How do Radio Astronomers make pictures?

(Not yet written! Please be patient.)

Examples

Both of these examples show the entire sky (both hemispheres, in an RA-dec coordinate frame). The data were obtained from the SKYVIEW web site. The first is of the broadband ("continuum") emission at a wavelength of 74 cm (408 MHz) observed by Haslam et al. The Galactic Plane ("Milky Way") is obvious as the bright line of emission. Most of the radiation picked up is synchrotron emission, or high energy electrons spiralling in magnetic fields. Note the bright spots, corresponding to discrete radio sources. Cas A (a supernova remnant, the shell still expanding after a catastrophic stellar explosion, about 10,000 light-years distant) and Cygnus A ( identified with a remote galaxy at a distance of about 600 million light-years) are the two brightest, near the top of the field, to the right of center. The data are from Haslam et al.


The entire sky, imaged at a wavelength of 74 cm (408 MHz)

The entire sky, observed at a wavelength of 74 cm.

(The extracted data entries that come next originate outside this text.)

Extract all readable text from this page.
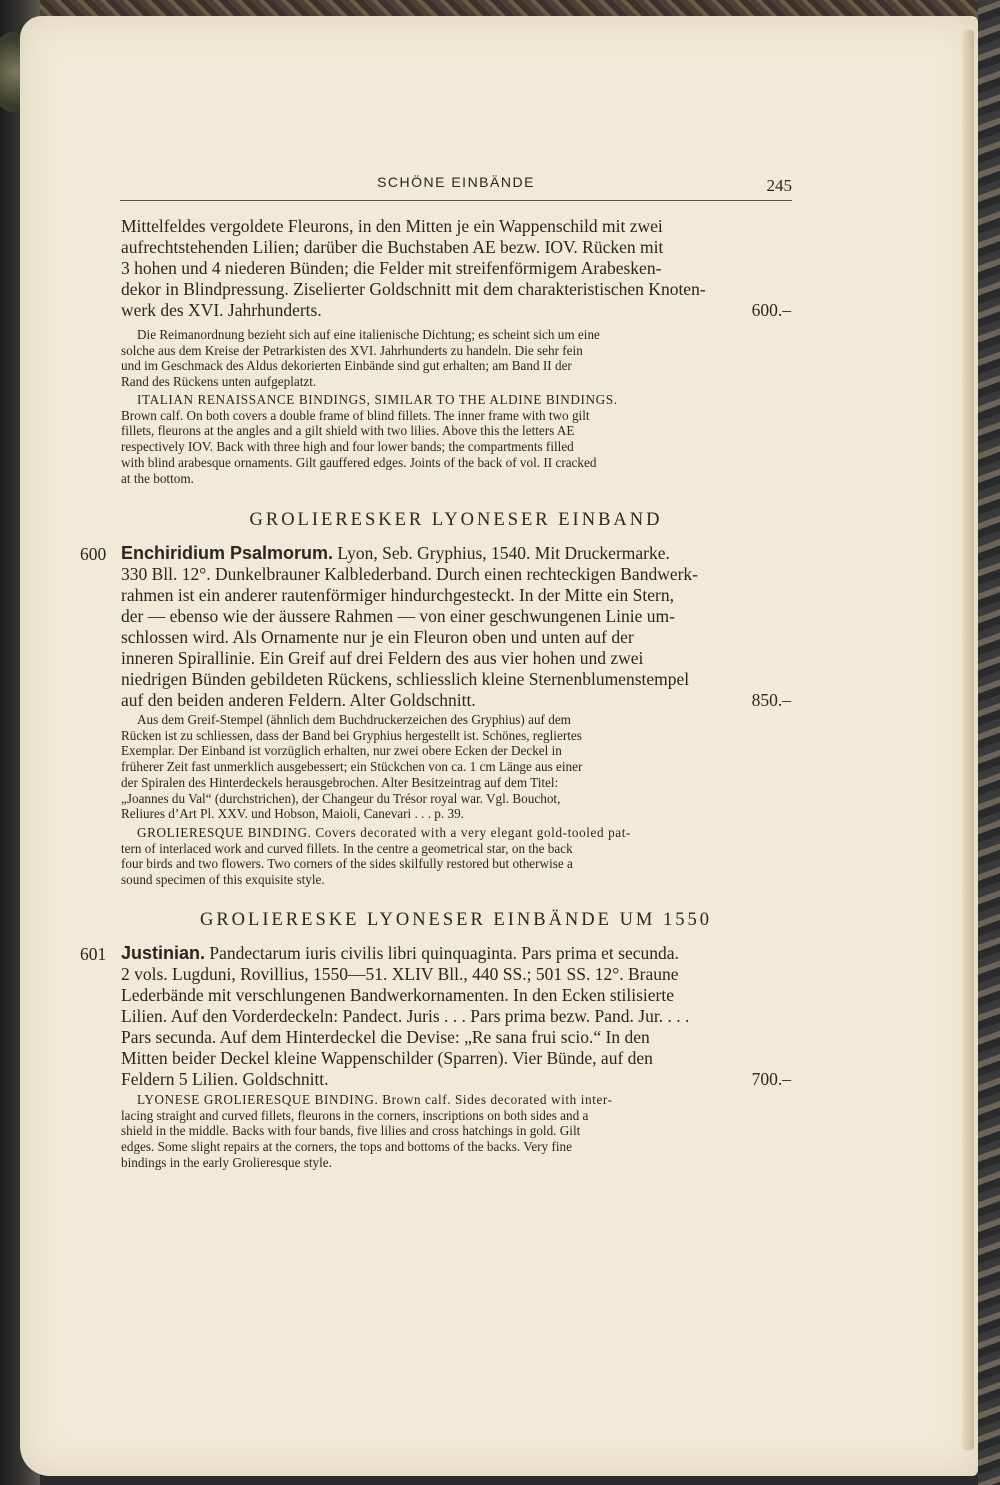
SCHÖNE EINBÄNDE	245
Mittelfeldes vergoldete Fleurons, in den Mitten je ein Wappenschild mit zwei
aufrechtstehenden Lilien; darüber die Buchstaben AE bezw. IOV. Rücken mit
3 hohen und 4 niederen Bünden; die Felder mit streifenförmigem Arabesken-
dekor in Blindpressung. Ziselierter Goldschnitt mit dem charakteristischen Knoten-
werk des XVI. Jahrhunderts.	600.–
Die Reimanordnung bezieht sich auf eine italienische Dichtung; es scheint sich um eine
solche aus dem Kreise der Petrarkisten des XVI. Jahrhunderts zu handeln. Die sehr fein
und im Geschmack des Aldus dekorierten Einbände sind gut erhalten; am Band II der
Rand des Rückens unten aufgeplatzt.
ITALIAN RENAISSANCE BINDINGS, SIMILAR TO THE ALDINE BINDINGS.
Brown calf. On both covers a double frame of blind fillets. The inner frame with two gilt
fillets, fleurons at the angles and a gilt shield with two lilies. Above this the letters AE
respectively IOV. Back with three high and four lower bands; the compartments filled
with blind arabesque ornaments. Gilt gauffered edges. Joints of the back of vol. II cracked
at the bottom.
GROLIERESKER LYONESER EINBAND
600 Enchiridium Psalmorum. Lyon, Seb. Gryphius, 1540. Mit Druckermarke.
330 Bll. 12°. Dunkelbrauner Kalblederband. Durch einen rechteckigen Bandwerk-
rahmen ist ein anderer rautenförmiger hindurchgesteckt. In der Mitte ein Stern,
der — ebenso wie der äussere Rahmen — von einer geschwungenen Linie um-
schlossen wird. Als Ornamente nur je ein Fleuron oben und unten auf der
inneren Spirallinie. Ein Greif auf drei Feldern des aus vier hohen und zwei
niedrigen Bünden gebildeten Rückens, schliesslich kleine Sternenblumenstempel
auf den beiden anderen Feldern. Alter Goldschnitt.	850.–
Aus dem Greif-Stempel (ähnlich dem Buchdruckerzeichen des Gryphius) auf dem
Rücken ist zu schliessen, dass der Band bei Gryphius hergestellt ist. Schönes, regliertes
Exemplar. Der Einband ist vorzüglich erhalten, nur zwei obere Ecken der Deckel in
früherer Zeit fast unmerklich ausgebessert; ein Stückchen von ca. 1 cm Länge aus einer
der Spiralen des Hinterdeckels herausgebrochen. Alter Besitzeintrag auf dem Titel:
„Joannes du Val“ (durchstrichen), der Changeur du Trésor royal war. Vgl. Bouchot,
Reliures d’Art Pl. XXV. und Hobson, Maioli, Canevari . . . p. 39.
GROLIERESQUE BINDING. Covers decorated with a very elegant gold-tooled pat-
tern of interlaced work and curved fillets. In the centre a geometrical star, on the back
four birds and two flowers. Two corners of the sides skilfully restored but otherwise a
sound specimen of this exquisite style.
GROLIERESKE LYONESER EINBÄNDE UM 1550
601 Justinian. Pandectarum iuris civilis libri quinquaginta. Pars prima et secunda.
2 vols. Lugduni, Rovillius, 1550—51. XLIV Bll., 440 SS.; 501 SS. 12°. Braune
Lederbände mit verschlungenen Bandwerkornamenten. In den Ecken stilisierte
Lilien. Auf den Vorderdeckeln: Pandect. Juris . . . Pars prima bezw. Pand. Jur. . . .
Pars secunda. Auf dem Hinterdeckel die Devise: „Re sana frui scio.“ In den
Mitten beider Deckel kleine Wappenschilder (Sparren). Vier Bünde, auf den
Feldern 5 Lilien. Goldschnitt.	700.–
LYONESE GROLIERESQUE BINDING. Brown calf. Sides decorated with inter-
lacing straight and curved fillets, fleurons in the corners, inscriptions on both sides and a
shield in the middle. Backs with four bands, five lilies and cross hatchings in gold. Gilt
edges. Some slight repairs at the corners, the tops and bottoms of the backs. Very fine
bindings in the early Grolieresque style.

The image below is also of the entire sky, but with the receiver tuned to the wavelength of atomic hydrogen at 21 cm (1420.405... MHz). Note the absence of any discrete sources (the bright spots of the picture above) in this image - the continuum emission at this wavelength is much weaker than the emission from the hydrogen atoms, but what little broadband emission there is has been subtracted from the data, to give a measure just of the amount of cold, atomic hydrogen along each line of site. This image is from Dickey and Lockman.


The entire sky, tuned to the 21-cm hydrogen line wavelength

The entire sky, imaged at a wavelength of 21 cm, 
the characteristic wavelength of atomic  hydrogen.